LURCH said:
The leader of the international team studying the object has released a statement that they have concluded that the acceleration is a result of outgassing. Given that we know the rate of that acceleration, and the speed/direction of the object as we watched it pass, it sounds like it should be possible to calculate the past trajectory, and possibly determine the system from which it came. However, I have not heard of any guesses.

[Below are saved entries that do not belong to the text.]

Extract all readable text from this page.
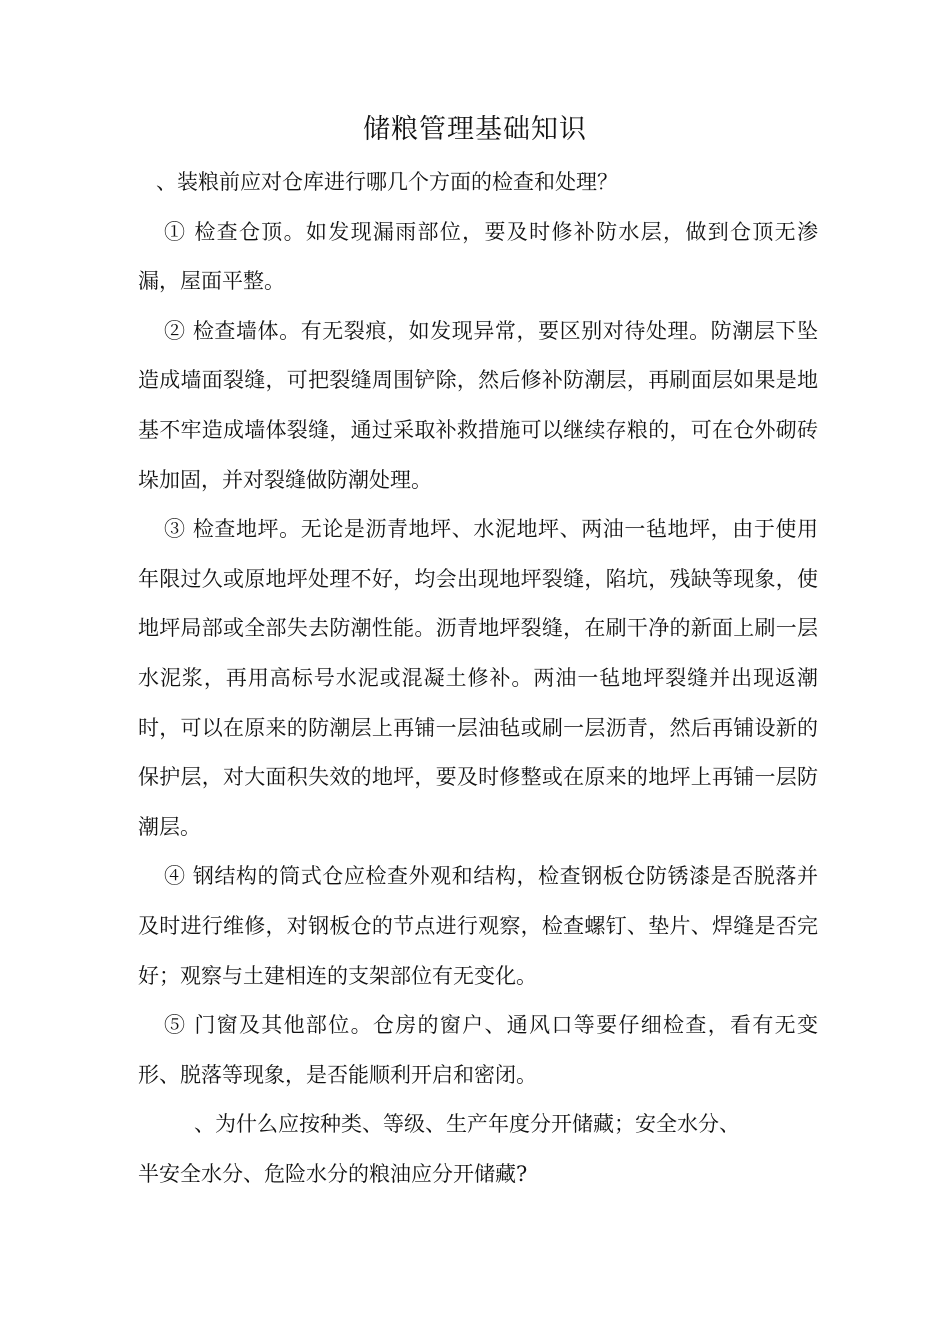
储粮管理基础知识

、装粮前应对仓库进行哪几个方面的检查和处理？

① 检查仓顶。如发现漏雨部位，要及时修补防水层，做到仓顶无渗漏，屋面平整。

② 检查墙体。有无裂痕，如发现异常，要区别对待处理。防潮层下坠造成墙面裂缝，可把裂缝周围铲除，然后修补防潮层，再刷面层如果是地基不牢造成墙体裂缝，通过采取补救措施可以继续存粮的，可在仓外砌砖垛加固，并对裂缝做防潮处理。

③ 检查地坪。无论是沥青地坪、水泥地坪、两油一毡地坪，由于使用年限过久或原地坪处理不好，均会出现地坪裂缝，陷坑，残缺等现象，使地坪局部或全部失去防潮性能。沥青地坪裂缝，在刷干净的新面上刷一层水泥浆，再用高标号水泥或混凝土修补。两油一毡地坪裂缝并出现返潮时，可以在原来的防潮层上再铺一层油毡或刷一层沥青，然后再铺设新的保护层，对大面积失效的地坪，要及时修整或在原来的地坪上再铺一层防潮层。

④ 钢结构的筒式仓应检查外观和结构，检查钢板仓防锈漆是否脱落并及时进行维修，对钢板仓的节点进行观察，检查螺钉、垫片、焊缝是否完好；观察与土建相连的支架部位有无变化。

⑤ 门窗及其他部位。仓房的窗户、通风口等要仔细检查，看有无变形、脱落等现象，是否能顺利开启和密闭。

、为什么应按种类、等级、生产年度分开储藏；安全水分、

半安全水分、危险水分的粮油应分开储藏?
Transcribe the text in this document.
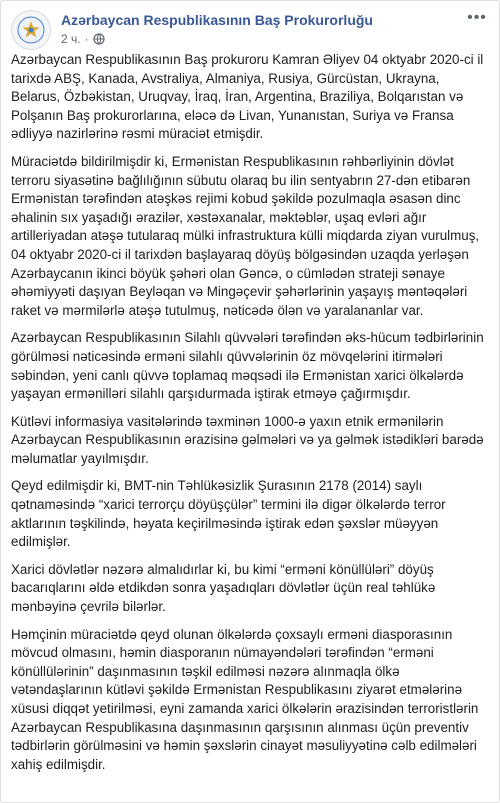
Azərbaycan Respublikasının Baş Prokurorluğu
2 ч. ·
•••

Azərbaycan Respublikasının Baş prokuroru Kamran Əliyev 04 oktyabr 2020-ci il tarixdə ABŞ, Kanada, Avstraliya, Almaniya, Rusiya, Gürcüstan, Ukrayna, Belarus, Özbəkistan, Uruqvay, İraq, İran, Argentina, Braziliya, Bolqarıstan və Polşanın Baş prokurorlarına, eləcə də Livan, Yunanıstan, Suriya və Fransa ədliyyə nazirlərinə rəsmi müraciət etmişdir.

Müraciətdə bildirilmişdir ki, Ermənistan Respublikasının rəhbərliyinin dövlət terroru siyasətinə bağlılığının sübutu olaraq bu ilin sentyabrın 27-dən etibarən Ermənistan tərəfindən atəşkəs rejimi kobud şəkildə pozulmaqla əsasən dinc əhalinin sıx yaşadığı ərazilər, xəstəxanalar, məktəblər, uşaq evləri ağır artilleriyadan atəşə tutularaq mülki infrastruktura külli miqdarda ziyan vurulmuş, 04 oktyabr 2020-ci il tarixdən başlayaraq döyüş bölgəsindən uzaqda yerləşən Azərbaycanın ikinci böyük şəhəri olan Gəncə, o cümlədən strateji sənaye əhəmiyyəti daşıyan Beyləqan və Mingəçevir şəhərlərinin yaşayış məntəqələri raket və mərmilərlə atəşə tutulmuş, nəticədə ölən və yaralananlar var.

Azərbaycan Respublikasının Silahlı qüvvələri tərəfindən əks-hücum tədbirlərinin görülməsi nəticəsində erməni silahlı qüvvələrinin öz mövqelərini itirmələri səbindən, yeni canlı qüvvə toplamaq məqsədi ilə Ermənistan xarici ölkələrdə yaşayan ermənilləri silahlı qarşıdurmada iştirak etməyə çağırmışdır.

Kütləvi informasiya vasitələrində təxminən 1000-ə yaxın etnik ermənilərin Azərbaycan Respublikasının ərazisinə gəlmələri və ya gəlmək istədikləri barədə məlumatlar yayılmışdır.

Qeyd edilmişdir ki, BMT-nin Təhlükəsizlik Şurasının 2178 (2014) saylı qətnaməsində “xarici terrorçu döyüşçülər” termini ilə digər ölkələrdə terror aktlarının təşkilində, həyata keçirilməsində iştirak edən şəxslər müəyyən edilmişlər.

Xarici dövlətlər nəzərə almalıdırlar ki, bu kimi “erməni könüllüləri” döyüş bacarıqlarını əldə etdikdən sonra yaşadıqları dövlətlər üçün real təhlükə mənbəyinə çevrilə bilərlər.

Həmçinin müraciətdə qeyd olunan ölkələrdə çoxsaylı erməni diasporasının mövcud olmasını, həmin diasporanın nümayəndələri tərəfindən “erməni könüllülərinin” daşınmasının təşkil edilməsi nəzərə alınmaqla ölkə vətəndaşlarının kütləvi şəkildə Ermənistan Respublikasını ziyarət etmələrinə xüsusi diqqət yetirilməsi, eyni zamanda xarici ölkələrin ərazisindən terroristlərin Azərbaycan Respublikasına daşınmasının qarşısının alınması üçün preventiv tədbirlərin görülməsini və həmin şəxslərin cinayət məsuliyyətinə cəlb edilmələri xahiş edilmişdir.
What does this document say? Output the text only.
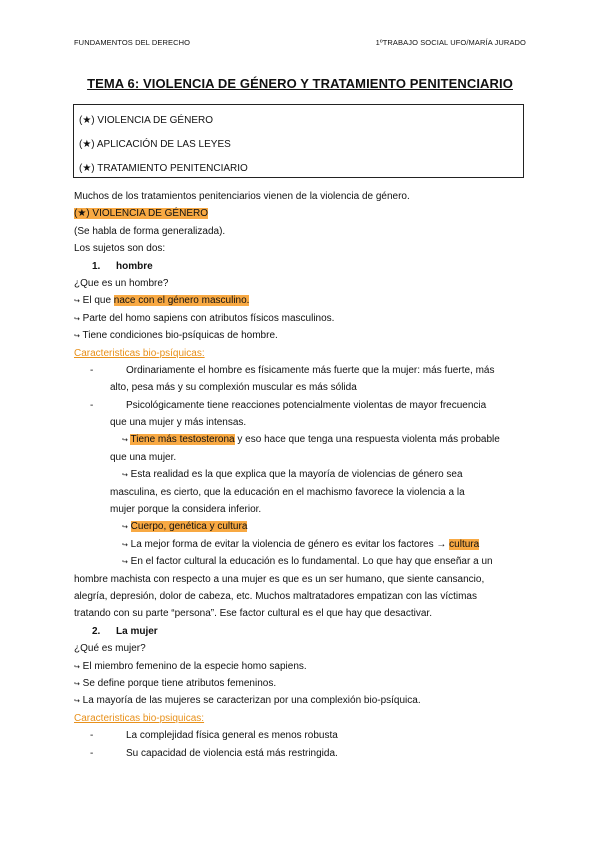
FUNDAMENTOS DEL DERECHO	1ºTRABAJO SOCIAL UFO/MARÍA JURADO
TEMA 6: VIOLENCIA DE GÉNERO Y TRATAMIENTO PENITENCIARIO
(★) VIOLENCIA DE GÉNERO
(★) APLICACIÓN DE LAS LEYES
(★) TRATAMIENTO PENITENCIARIO
Muchos de los tratamientos penitenciarios vienen de la violencia de género.
(★) VIOLENCIA DE GÉNERO
(Se habla de forma generalizada).
Los sujetos son dos:
1. hombre
¿Que es un hombre?
↪ El que nace con el género masculino.
↪ Parte del homo sapiens con atributos físicos masculinos.
↪ Tiene condiciones bio-psíquicas de hombre.
Caracteristicas bio-psíquicas:
-	Ordinariamente el hombre es físicamente más fuerte que la mujer: más fuerte, más
alto, pesa más y su complexión muscular es más sólida
-	Psicológicamente tiene reacciones potencialmente violentas de mayor frecuencia
que una mujer y más intensas.
↪ Tiene más testosterona y eso hace que tenga una respuesta violenta más probable
que una mujer.
↪ Esta realidad es la que explica que la mayoría de violencias de género sea
masculina, es cierto, que la educación en el machismo favorece la violencia a la
mujer porque la considera inferior.
↪ Cuerpo, genética y cultura
↪ La mejor forma de evitar la violencia de género es evitar los factores → cultura
↪ En el factor cultural la educación es lo fundamental. Lo que hay que enseñar a un
hombre machista con respecto a una mujer es que es un ser humano, que siente cansancio,
alegría, depresión, dolor de cabeza, etc. Muchos maltratadores empatizan con las víctimas
tratando con su parte “persona”. Ese factor cultural es el que hay que desactivar.
2. La mujer
¿Qué es mujer?
↪ El miembro femenino de la especie homo sapiens.
↪ Se define porque tiene atributos femeninos.
↪ La mayoría de las mujeres se caracterizan por una complexión bio-psíquica.
Caracteristicas bio-psiquicas:
-	La complejidad física general es menos robusta
-	Su capacidad de violencia está más restringida.
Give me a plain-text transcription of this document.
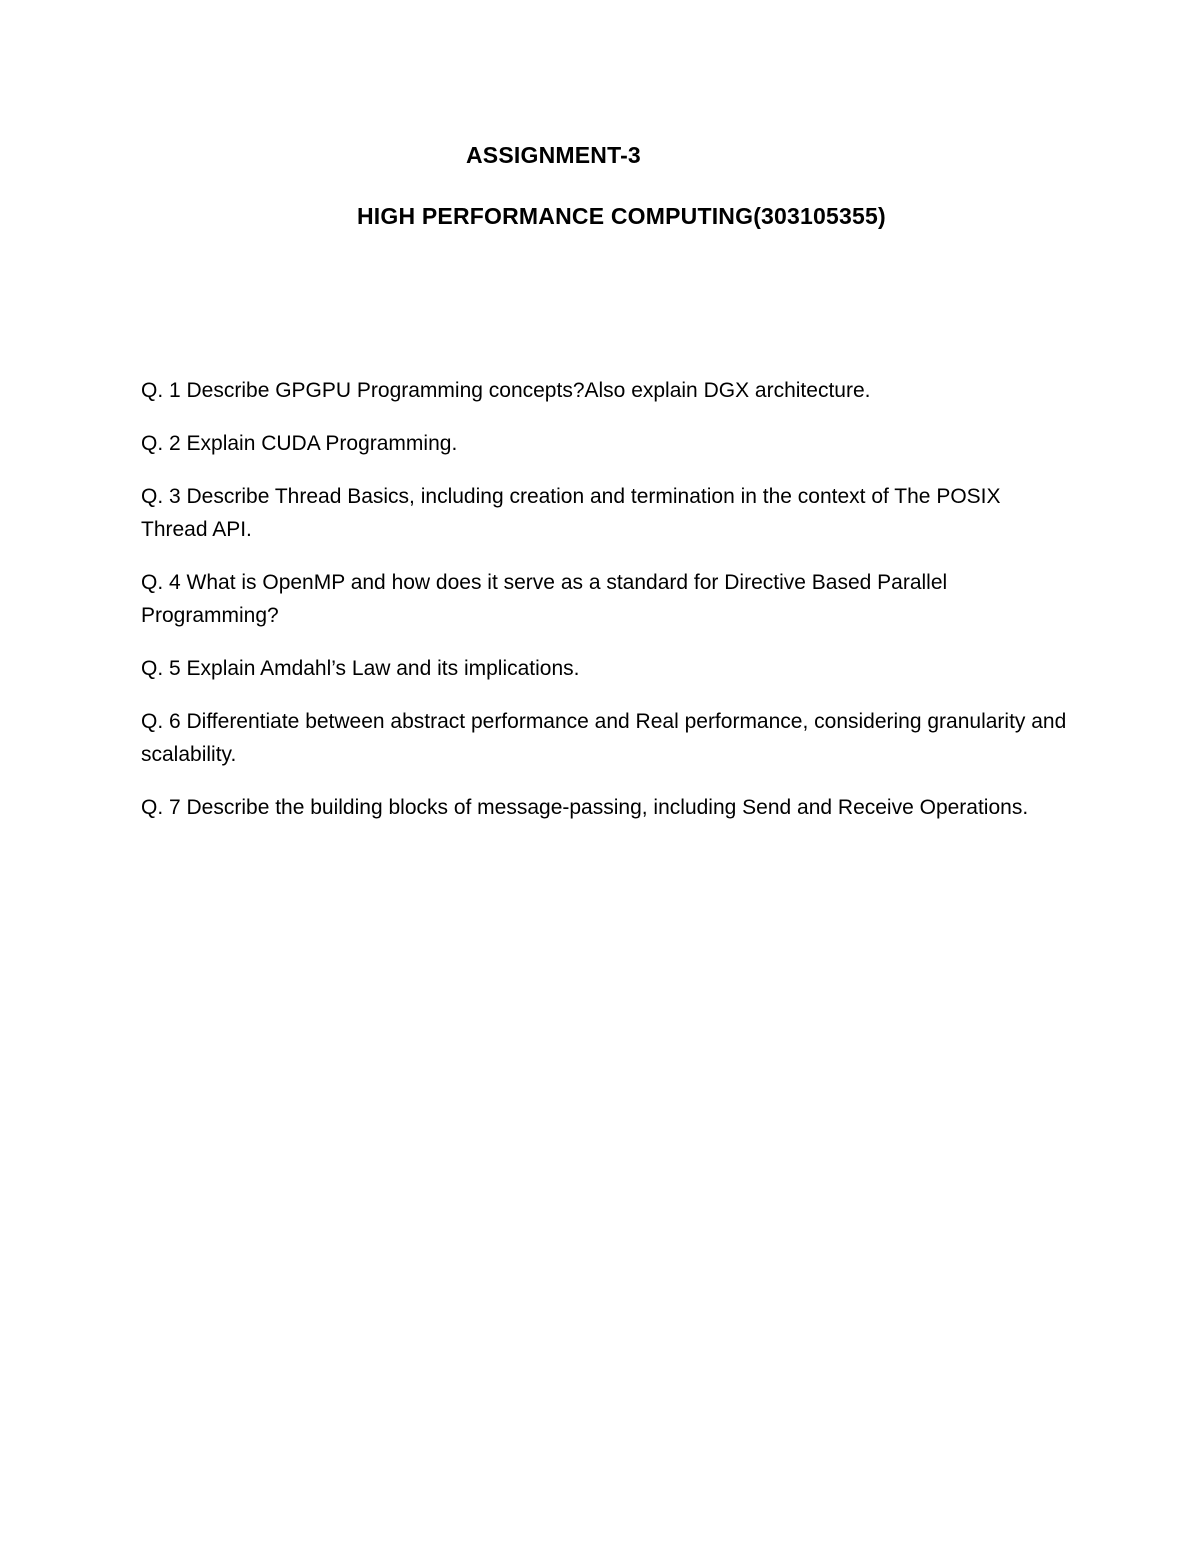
ASSIGNMENT-3
HIGH PERFORMANCE COMPUTING(303105355)
Q. 1 Describe GPGPU Programming concepts?Also explain DGX architecture.
Q. 2 Explain CUDA Programming.
Q. 3 Describe Thread Basics, including creation and termination in the context of The POSIX Thread API.
Q. 4 What is OpenMP and how does it serve as a standard for Directive Based Parallel Programming?
Q. 5 Explain Amdahl’s Law and its implications.
Q. 6 Differentiate between abstract performance and Real performance, considering granularity and scalability.
Q. 7 Describe the building blocks of message-passing, including Send and Receive Operations.
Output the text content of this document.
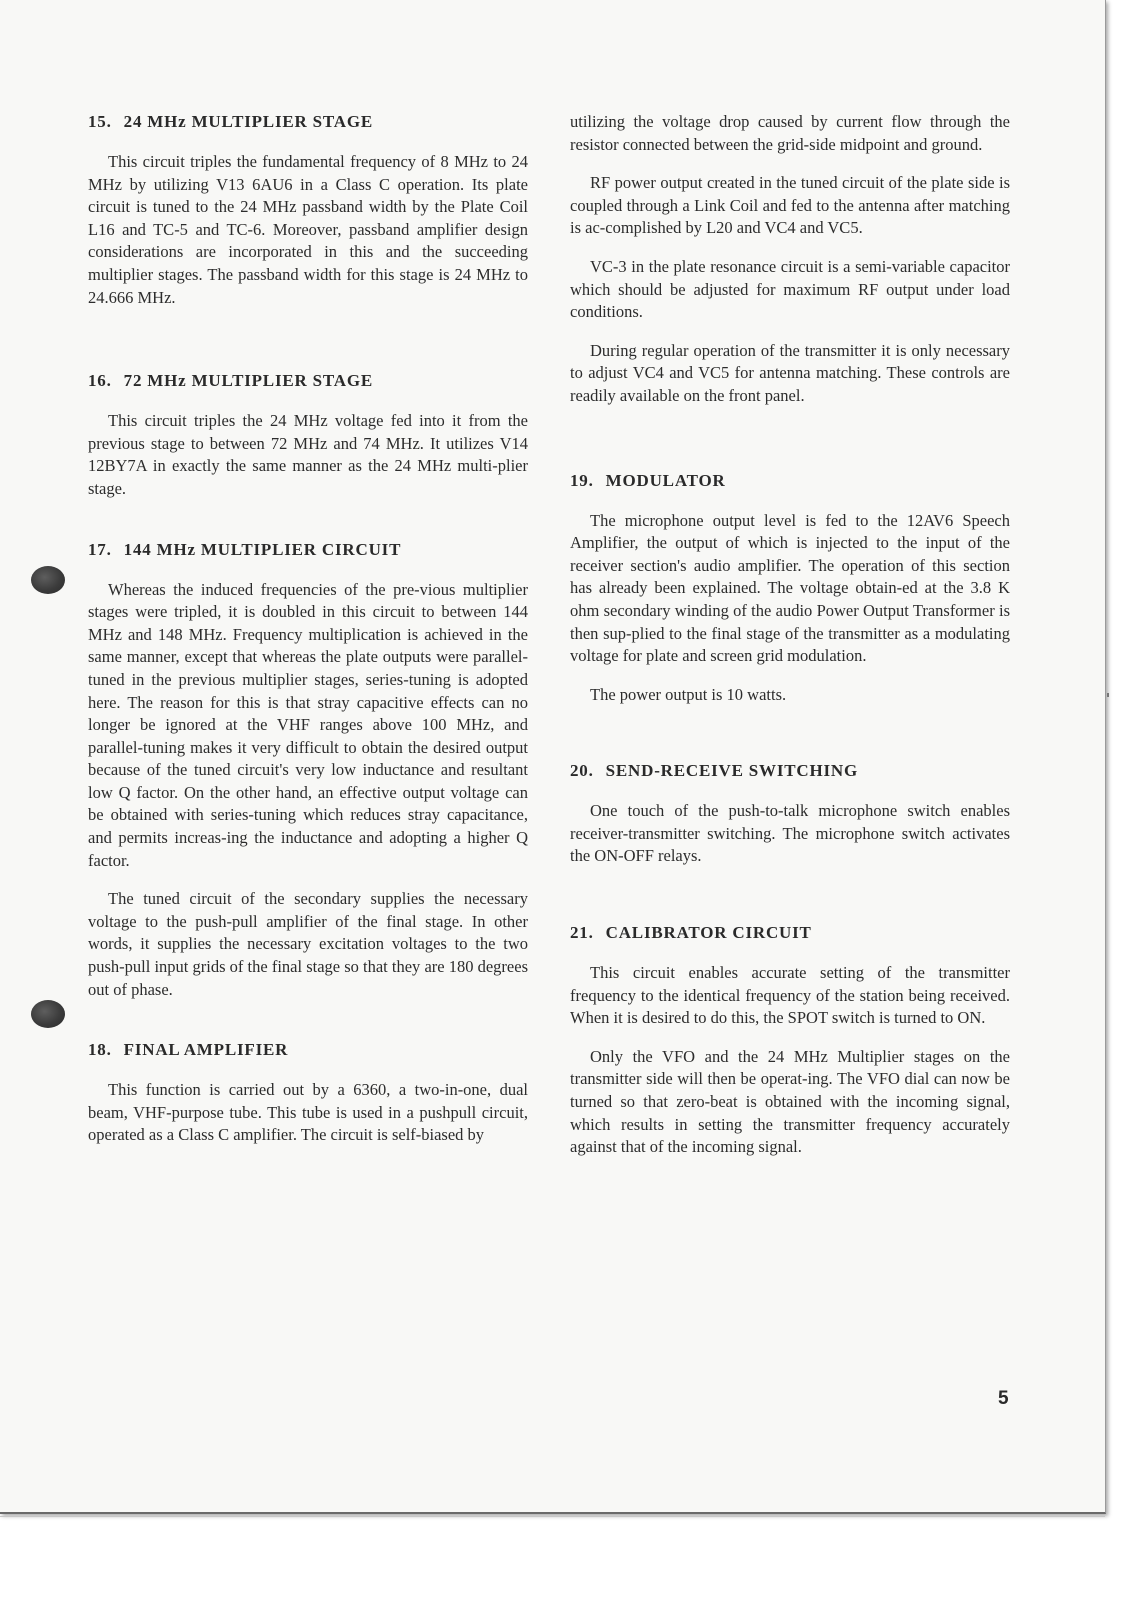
15. 24 MHz MULTIPLIER STAGE

This circuit triples the fundamental frequency of 8 MHz to 24 MHz by utilizing V13 6AU6 in a Class C operation. Its plate circuit is tuned to the 24 MHz passband width by the Plate Coil L16 and TC-5 and TC-6. Moreover, passband amplifier design considerations are incorporated in this and the succeeding multiplier stages. The passband width for this stage is 24 MHz to 24.666 MHz.

16. 72 MHz MULTIPLIER STAGE

This circuit triples the 24 MHz voltage fed into it from the previous stage to between 72 MHz and 74 MHz. It utilizes V14 12BY7A in exactly the same manner as the 24 MHz multi-plier stage.

17. 144 MHz MULTIPLIER CIRCUIT

Whereas the induced frequencies of the pre-vious multiplier stages were tripled, it is doubled in this circuit to between 144 MHz and 148 MHz. Frequency multiplication is achieved in the same manner, except that whereas the plate outputs were parallel-tuned in the previous multiplier stages, series-tuning is adopted here. The reason for this is that stray capacitive effects can no longer be ignored at the VHF ranges above 100 MHz, and parallel-tuning makes it very difficult to obtain the desired output because of the tuned circuit's very low inductance and resultant low Q factor. On the other hand, an effective output voltage can be obtained with series-tuning which reduces stray capacitance, and permits increas-ing the inductance and adopting a higher Q factor.

The tuned circuit of the secondary supplies the necessary voltage to the push-pull amplifier of the final stage. In other words, it supplies the necessary excitation voltages to the two push-pull input grids of the final stage so that they are 180 degrees out of phase.

18. FINAL AMPLIFIER

This function is carried out by a 6360, a two-in-one, dual beam, VHF-purpose tube. This tube is used in a pushpull circuit, operated as a Class C amplifier. The circuit is self-biased by

utilizing the voltage drop caused by current flow through the resistor connected between the grid-side midpoint and ground.

RF power output created in the tuned circuit of the plate side is coupled through a Link Coil and fed to the antenna after matching is ac-complished by L20 and VC4 and VC5.

VC-3 in the plate resonance circuit is a semi-variable capacitor which should be adjusted for maximum RF output under load conditions.

During regular operation of the transmitter it is only necessary to adjust VC4 and VC5 for antenna matching. These controls are readily available on the front panel.

19. MODULATOR

The microphone output level is fed to the 12AV6 Speech Amplifier, the output of which is injected to the input of the receiver section's audio amplifier. The operation of this section has already been explained. The voltage obtain-ed at the 3.8 K ohm secondary winding of the audio Power Output Transformer is then sup-plied to the final stage of the transmitter as a modulating voltage for plate and screen grid modulation.

The power output is 10 watts.

20. SEND-RECEIVE SWITCHING

One touch of the push-to-talk microphone switch enables receiver-transmitter switching. The microphone switch activates the ON-OFF relays.

21. CALIBRATOR CIRCUIT

This circuit enables accurate setting of the transmitter frequency to the identical frequency of the station being received. When it is desired to do this, the SPOT switch is turned to ON.

Only the VFO and the 24 MHz Multiplier stages on the transmitter side will then be operat-ing. The VFO dial can now be turned so that zero-beat is obtained with the incoming signal, which results in setting the transmitter frequency accurately against that of the incoming signal.

5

Has anyone else?
I’m sure it would be a fairly monstrous mathematical task, but it seems like such a natural question to ask, that someone must be working on it.
From the Wikipedia article on the Oumuamua:
"Accounting for Vega's
proper motion, it would have taken ʻOumuamua 600,000 years to reach the Solar System from Vega.
[30] But as a nearby star, Vega was not in the same part of the sky at that time.
[41] Astronomers calculate that one hundred years ago the asteroid was 561 ± 0.6 AU (83.9 ± 0.090 billion km; 52.1 ± 0.056 billion mi) from the Sun and traveling at 26.33 km/s with respect to the Sun.
[9] This interstellar speed is very close to the mean motion of material in the Milky Way in the neighborhood of the Sun, also known as the
local standard of rest (LSR), and especially close to the mean motion of a relatively close group of
red dwarf stars. This velocity profile also indicates an
extrasolar origin, but appears to rule out the
closest dozen stars.
[55] In fact, the strong correlation between ʻOumuamua's velocity and the local standard of rest might mean that it has circulated the Milky Way several times and thus may have originated from an entirely different part of the galaxy."
So it doesn't appear to ave originated form any of the nearby stars. All our information on it's trajectory is obtained from its single pass through the Solar system, which puts a limit on to just how accurately we can measure it. The further back or forward we try to extrapolate its path, the greater the uncertainty of its position grows due to these inaccuracies. Compounding this is the fact that the stars themselves have relative motions with respect to the solar system, and there are uncertainties in those relative motions. There just isn't enough information to pin its origin to any given star.